Arts consultant Pippa Dickson, who met McCusker more than 20 years ago when she arrived in Hobart as a young mother and designer, sees Forest Stand as a riff on an earlier cluster of verticals and play of shadows. This piece dates from 2003, an undulating slatted screen of blackbutt titled Barcode Screen, a bespoke version of which is in Walsh and Kaechele’s -private collection.
Consistently through both McCusker’s work and her personality, Dickson sees “strength and elegance, grit and refinement”, a combination that “feels entirely her own”. For sure there’s an evolution, but there’s also a straight and consistent grain.
The next day, McCusker sends a note to say that our discussion about design and life, design in life, and designing life – at least having a good crack at it – has prompted thoughts about purpose. As is her way, she frames her meditation in tangible terms that relate to her craft.

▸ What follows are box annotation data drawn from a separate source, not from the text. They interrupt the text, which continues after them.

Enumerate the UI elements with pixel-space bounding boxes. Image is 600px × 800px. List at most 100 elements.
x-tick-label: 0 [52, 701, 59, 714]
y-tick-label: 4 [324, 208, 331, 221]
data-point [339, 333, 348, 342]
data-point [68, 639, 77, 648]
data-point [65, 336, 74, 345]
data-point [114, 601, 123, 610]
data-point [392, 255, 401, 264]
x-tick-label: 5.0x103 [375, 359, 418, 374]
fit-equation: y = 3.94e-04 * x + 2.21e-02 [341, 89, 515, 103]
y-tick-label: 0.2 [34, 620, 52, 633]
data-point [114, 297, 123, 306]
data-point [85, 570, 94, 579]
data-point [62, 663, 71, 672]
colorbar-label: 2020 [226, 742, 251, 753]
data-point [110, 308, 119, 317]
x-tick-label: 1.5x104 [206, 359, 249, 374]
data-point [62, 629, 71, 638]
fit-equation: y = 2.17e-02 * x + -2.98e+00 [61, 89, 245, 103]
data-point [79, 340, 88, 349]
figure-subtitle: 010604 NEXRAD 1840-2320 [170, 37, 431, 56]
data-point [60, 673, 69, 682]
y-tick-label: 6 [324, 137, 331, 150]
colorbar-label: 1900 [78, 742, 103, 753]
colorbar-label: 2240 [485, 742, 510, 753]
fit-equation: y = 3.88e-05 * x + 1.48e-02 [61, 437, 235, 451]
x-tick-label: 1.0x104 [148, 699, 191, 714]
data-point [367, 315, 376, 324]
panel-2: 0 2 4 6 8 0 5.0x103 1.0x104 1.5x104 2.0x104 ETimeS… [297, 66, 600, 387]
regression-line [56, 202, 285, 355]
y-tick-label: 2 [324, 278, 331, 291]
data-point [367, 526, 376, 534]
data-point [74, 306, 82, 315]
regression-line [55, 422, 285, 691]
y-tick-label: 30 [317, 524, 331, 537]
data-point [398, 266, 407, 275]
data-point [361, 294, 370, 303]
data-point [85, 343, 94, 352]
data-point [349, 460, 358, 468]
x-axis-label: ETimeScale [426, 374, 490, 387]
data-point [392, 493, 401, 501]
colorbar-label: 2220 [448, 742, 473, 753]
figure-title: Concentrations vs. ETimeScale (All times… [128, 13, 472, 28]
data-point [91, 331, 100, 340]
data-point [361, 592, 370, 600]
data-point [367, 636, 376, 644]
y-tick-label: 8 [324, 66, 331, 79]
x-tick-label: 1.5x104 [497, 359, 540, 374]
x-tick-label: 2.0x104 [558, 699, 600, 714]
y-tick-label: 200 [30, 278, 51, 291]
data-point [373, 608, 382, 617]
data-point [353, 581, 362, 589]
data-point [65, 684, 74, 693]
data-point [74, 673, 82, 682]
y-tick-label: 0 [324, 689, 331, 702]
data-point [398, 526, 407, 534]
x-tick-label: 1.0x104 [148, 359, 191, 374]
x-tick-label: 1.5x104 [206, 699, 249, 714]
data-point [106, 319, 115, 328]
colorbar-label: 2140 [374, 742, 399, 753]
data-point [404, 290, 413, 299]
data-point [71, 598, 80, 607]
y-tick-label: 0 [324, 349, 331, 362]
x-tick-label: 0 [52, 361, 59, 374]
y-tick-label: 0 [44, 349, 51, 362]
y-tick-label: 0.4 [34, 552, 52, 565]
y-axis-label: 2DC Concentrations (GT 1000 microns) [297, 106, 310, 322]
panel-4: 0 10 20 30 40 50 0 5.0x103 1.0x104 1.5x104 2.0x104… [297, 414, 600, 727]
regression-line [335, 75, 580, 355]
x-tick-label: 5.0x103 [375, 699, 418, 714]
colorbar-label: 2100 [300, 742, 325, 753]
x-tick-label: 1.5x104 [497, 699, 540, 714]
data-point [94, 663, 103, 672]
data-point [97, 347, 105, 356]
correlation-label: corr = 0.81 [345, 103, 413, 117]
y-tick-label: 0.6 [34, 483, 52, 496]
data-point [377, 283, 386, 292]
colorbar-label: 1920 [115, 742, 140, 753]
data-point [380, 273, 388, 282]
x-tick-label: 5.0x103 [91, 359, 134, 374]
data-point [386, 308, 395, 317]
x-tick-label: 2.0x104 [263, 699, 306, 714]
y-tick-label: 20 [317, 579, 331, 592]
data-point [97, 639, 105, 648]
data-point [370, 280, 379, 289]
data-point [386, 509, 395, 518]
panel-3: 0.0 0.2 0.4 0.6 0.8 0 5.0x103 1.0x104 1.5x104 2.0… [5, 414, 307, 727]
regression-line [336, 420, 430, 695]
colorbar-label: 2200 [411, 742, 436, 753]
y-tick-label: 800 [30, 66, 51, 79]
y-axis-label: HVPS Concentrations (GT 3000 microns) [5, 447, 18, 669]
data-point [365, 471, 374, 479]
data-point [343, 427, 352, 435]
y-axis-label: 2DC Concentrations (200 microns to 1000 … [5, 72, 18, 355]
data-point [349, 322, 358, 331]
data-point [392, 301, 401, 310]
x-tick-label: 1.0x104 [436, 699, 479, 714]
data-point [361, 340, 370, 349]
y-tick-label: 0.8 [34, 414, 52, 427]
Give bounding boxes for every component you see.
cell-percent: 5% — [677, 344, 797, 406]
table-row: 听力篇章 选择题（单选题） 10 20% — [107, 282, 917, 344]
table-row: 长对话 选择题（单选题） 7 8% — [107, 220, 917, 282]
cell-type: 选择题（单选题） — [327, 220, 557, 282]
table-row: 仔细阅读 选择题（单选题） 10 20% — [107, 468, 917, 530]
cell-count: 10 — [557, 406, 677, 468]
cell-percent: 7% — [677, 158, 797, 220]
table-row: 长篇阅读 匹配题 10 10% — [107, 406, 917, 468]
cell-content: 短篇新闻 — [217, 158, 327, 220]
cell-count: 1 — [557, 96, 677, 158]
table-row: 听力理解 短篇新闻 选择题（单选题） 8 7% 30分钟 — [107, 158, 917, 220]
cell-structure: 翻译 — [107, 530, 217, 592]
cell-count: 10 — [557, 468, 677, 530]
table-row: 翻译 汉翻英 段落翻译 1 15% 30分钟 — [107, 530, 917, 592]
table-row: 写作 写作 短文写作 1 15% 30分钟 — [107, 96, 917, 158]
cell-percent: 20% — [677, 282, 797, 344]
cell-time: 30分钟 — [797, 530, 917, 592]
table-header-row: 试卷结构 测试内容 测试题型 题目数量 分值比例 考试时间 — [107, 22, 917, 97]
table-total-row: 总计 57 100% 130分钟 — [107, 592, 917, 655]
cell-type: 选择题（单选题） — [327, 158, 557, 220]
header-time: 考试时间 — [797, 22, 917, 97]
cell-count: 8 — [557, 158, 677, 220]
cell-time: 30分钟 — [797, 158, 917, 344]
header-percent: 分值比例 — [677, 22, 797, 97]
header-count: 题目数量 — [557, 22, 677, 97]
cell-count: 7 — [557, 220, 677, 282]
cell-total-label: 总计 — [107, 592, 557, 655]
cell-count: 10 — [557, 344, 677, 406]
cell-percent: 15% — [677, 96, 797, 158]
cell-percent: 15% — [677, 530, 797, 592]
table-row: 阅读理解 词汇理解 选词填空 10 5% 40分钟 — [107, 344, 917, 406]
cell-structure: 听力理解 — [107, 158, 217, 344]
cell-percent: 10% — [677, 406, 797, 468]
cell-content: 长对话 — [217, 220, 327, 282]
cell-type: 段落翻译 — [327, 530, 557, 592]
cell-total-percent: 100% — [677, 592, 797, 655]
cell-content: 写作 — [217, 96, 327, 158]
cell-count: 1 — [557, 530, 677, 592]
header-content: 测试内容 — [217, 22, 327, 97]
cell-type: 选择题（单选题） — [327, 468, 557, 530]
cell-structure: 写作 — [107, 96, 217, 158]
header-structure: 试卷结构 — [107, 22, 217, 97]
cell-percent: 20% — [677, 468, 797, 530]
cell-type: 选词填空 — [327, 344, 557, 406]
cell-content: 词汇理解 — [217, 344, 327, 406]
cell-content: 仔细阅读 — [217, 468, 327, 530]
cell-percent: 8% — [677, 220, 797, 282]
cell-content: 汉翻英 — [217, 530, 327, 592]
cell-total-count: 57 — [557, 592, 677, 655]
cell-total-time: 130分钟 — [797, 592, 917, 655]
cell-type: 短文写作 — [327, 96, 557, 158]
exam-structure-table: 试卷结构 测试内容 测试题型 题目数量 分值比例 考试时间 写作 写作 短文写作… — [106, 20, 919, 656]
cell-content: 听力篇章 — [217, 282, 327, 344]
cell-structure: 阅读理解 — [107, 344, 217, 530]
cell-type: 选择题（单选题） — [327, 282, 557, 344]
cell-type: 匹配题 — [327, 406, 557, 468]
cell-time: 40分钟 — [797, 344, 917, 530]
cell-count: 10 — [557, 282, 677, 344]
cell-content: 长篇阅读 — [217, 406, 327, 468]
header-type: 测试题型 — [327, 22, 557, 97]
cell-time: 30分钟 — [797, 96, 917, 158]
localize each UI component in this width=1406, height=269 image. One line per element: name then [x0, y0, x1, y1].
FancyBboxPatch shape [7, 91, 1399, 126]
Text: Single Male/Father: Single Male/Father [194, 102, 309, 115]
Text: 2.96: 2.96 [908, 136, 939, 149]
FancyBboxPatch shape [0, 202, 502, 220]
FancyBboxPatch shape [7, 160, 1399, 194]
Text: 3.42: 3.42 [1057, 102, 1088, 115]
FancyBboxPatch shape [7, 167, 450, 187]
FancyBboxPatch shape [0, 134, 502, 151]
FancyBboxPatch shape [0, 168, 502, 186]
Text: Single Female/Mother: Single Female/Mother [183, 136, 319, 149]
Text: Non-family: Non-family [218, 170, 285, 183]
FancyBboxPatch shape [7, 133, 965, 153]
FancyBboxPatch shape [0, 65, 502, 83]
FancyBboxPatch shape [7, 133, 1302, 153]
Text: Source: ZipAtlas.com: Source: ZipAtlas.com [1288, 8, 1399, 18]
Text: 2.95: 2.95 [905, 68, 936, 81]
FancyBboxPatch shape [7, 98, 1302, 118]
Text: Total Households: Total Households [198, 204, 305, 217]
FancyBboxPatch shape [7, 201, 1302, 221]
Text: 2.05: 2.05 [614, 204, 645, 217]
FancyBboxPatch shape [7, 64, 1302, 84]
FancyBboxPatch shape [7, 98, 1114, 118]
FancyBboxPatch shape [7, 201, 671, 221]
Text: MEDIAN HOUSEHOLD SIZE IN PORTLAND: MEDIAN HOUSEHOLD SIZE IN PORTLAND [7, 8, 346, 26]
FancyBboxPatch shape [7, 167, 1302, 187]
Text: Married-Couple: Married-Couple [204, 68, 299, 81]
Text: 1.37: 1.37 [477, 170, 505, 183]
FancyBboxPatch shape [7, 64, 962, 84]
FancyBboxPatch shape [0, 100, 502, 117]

“If perfection isn’t attainable,” she writes, “the question then becomes: which side of perfect do you choose? Functional perfectionism? Or dysfunctional perfectionism?
“Functional sharpens the blade, tests the joint and makes it again if it needs remaking – and then moves forward. While ‘dysfunctional’, on the other hand, never quite finishes. Never quite releases. Never quite believes it’s enough.
“The true perfectionist knows the difference -immediately. You bring two pieces together – and you don’t need a ruler. It either fits. Or it doesn’t. There’s sound when it’s right. A feeling in the hand. In the body. Not flawless. Not sterile. But resolved.
“And in a world of mass production, of computerised fabrication, of algorithmic precision and factory-made sameness, the human hand – with its slight variation, its softness, its ‘less-than-perfect’ edge – becomes something else entirely.
“It becomes evidence. Evidence that a person was here. That care was taken. That time was spent. The irregularity itself becomes authenticity. The variation becomes truth. Perfection, in that context, is no longer the goal. Presence is. Not perfect – but resolved.”